DULUTH, Minn. - The previous day's moderate thaw is history. I stride along a refrozen trail at dawn. My ice cleats, stretched over a pair of running shoes, make a satisfying crunch with each footfall. It sounds like I'm stomping potato chips.

The trail is alternately old snow and new ice, the ice irregular and rutted by those who passed on foot or fat bikes when the trail was mush.

We all travel these April days in a phenomenon a friend of mine calls "the seasons between the seasons." Conditions vary day to day, and from one part of the day to another. It's what happens when we move about the land with a new season trying to come on and the old one trying not to let go.

Some of the ice this morning is brittle and crinkly, and I take little-boy joy in crushing it as I pass. The sound of it breaking is excellent.

I'm surprised to spy the first furry nubbins of pussy willows in the brush. Winter may be giving up grudgingly, but the forces of nature do not always wait around.

From off to my west, I hear a woodpecker thumping a resonant tree with machine-gun-burst intensity.

"Hey, dudes," he tells other males of the 'pecker clan, "back off. This is my piece of the woods, and pretty soon, my fine mama and I are going to bring off another clutch of youngins to make sure the world has plenty of woodpeckers. I'd suggest you find your own territory."

I would hear him a half-dozen more times as I ran.

Then, over my rhythmic footsteps, I catch the high trumpeting of oncoming Canada geese - my first of the season. This requires a complete stop, bewildering the young yellow dog running ahead of me. The geese are coming our way, headed northwest, perhaps in hopes of finding some south-facing hillside with exposed grasses.
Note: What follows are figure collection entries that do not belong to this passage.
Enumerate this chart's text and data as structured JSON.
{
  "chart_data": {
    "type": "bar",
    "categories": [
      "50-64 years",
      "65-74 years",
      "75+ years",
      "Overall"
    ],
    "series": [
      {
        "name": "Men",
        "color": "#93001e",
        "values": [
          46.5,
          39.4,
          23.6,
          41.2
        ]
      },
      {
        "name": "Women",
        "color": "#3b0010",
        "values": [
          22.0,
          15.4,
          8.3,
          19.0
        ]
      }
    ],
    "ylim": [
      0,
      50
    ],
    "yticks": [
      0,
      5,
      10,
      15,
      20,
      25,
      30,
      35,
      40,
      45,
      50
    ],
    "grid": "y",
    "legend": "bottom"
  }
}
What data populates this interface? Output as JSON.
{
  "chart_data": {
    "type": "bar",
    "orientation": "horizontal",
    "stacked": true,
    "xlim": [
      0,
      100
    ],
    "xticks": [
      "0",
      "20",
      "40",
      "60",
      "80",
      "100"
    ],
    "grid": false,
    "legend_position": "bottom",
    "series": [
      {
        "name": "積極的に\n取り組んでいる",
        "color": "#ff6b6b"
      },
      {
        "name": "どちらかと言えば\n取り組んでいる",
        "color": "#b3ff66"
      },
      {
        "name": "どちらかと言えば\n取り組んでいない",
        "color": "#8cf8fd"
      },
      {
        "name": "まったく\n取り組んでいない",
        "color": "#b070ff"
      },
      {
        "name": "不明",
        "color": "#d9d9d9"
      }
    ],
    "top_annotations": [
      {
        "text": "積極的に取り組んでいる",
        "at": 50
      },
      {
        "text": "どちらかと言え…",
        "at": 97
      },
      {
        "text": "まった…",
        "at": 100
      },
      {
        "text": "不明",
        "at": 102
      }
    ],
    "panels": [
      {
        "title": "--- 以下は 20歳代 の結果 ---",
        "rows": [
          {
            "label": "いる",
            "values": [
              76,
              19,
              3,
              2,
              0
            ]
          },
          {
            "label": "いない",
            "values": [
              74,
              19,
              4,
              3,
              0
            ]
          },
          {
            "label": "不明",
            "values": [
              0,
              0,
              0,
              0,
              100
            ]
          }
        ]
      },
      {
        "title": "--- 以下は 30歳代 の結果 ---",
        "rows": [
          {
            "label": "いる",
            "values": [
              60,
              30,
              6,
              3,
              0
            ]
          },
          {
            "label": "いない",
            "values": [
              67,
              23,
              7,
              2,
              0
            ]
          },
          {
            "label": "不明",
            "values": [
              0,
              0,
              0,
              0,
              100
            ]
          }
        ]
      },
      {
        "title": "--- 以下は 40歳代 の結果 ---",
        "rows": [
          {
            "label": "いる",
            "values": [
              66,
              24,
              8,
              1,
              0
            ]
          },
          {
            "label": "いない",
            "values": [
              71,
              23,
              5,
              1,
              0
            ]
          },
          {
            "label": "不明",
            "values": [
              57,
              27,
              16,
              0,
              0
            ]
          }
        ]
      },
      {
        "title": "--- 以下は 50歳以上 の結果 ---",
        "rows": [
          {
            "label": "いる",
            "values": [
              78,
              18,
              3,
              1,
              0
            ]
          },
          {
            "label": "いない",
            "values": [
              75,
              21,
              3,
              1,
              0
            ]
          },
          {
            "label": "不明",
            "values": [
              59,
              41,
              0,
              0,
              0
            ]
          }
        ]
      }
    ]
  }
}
Here they come now over these woods, a half-dozen of them, still talking. I have never decided whether it's the sound of geese calling that touches something deep in my soul, or simply the elegance with which they cleave the morning sky. Or perhaps it's that I just want to rise up and go with them, fly in that formation, watch the country slip by beneath me - and see where it is they're going. They are the wild manifestation of flight, of discovery, of seeing what is around the bend or beyond the distant ridge.

Sign me up.

I suspect that in my last hours on Earth, if from the open window at my bedside I were to catch the far-off notes of passing geese, my eyelids would flicker briefly before I drifted away for the final time.

"I think he's gone," someone sitting nearby might say.

Oh, he will be gone, all right. Gone over the rivers and potholes, gone over the prairies that he and the yellow dog once trammeled, gone over the wild rice beds and the canoe country and the outstretched arms of the white pines.

Maybe that's why I stop to listen to Canada geese on an April morning. Maybe those are the calls of Mom or Dad or long-departed friends, just checking in.

Now the calling grows fainter and fainter, until I lose it altogether. The yellow dog looks up at me expectantly.

"OK," I tell her. "Let's go."

I begin crunching down the trail again, headed toward home and breakfast.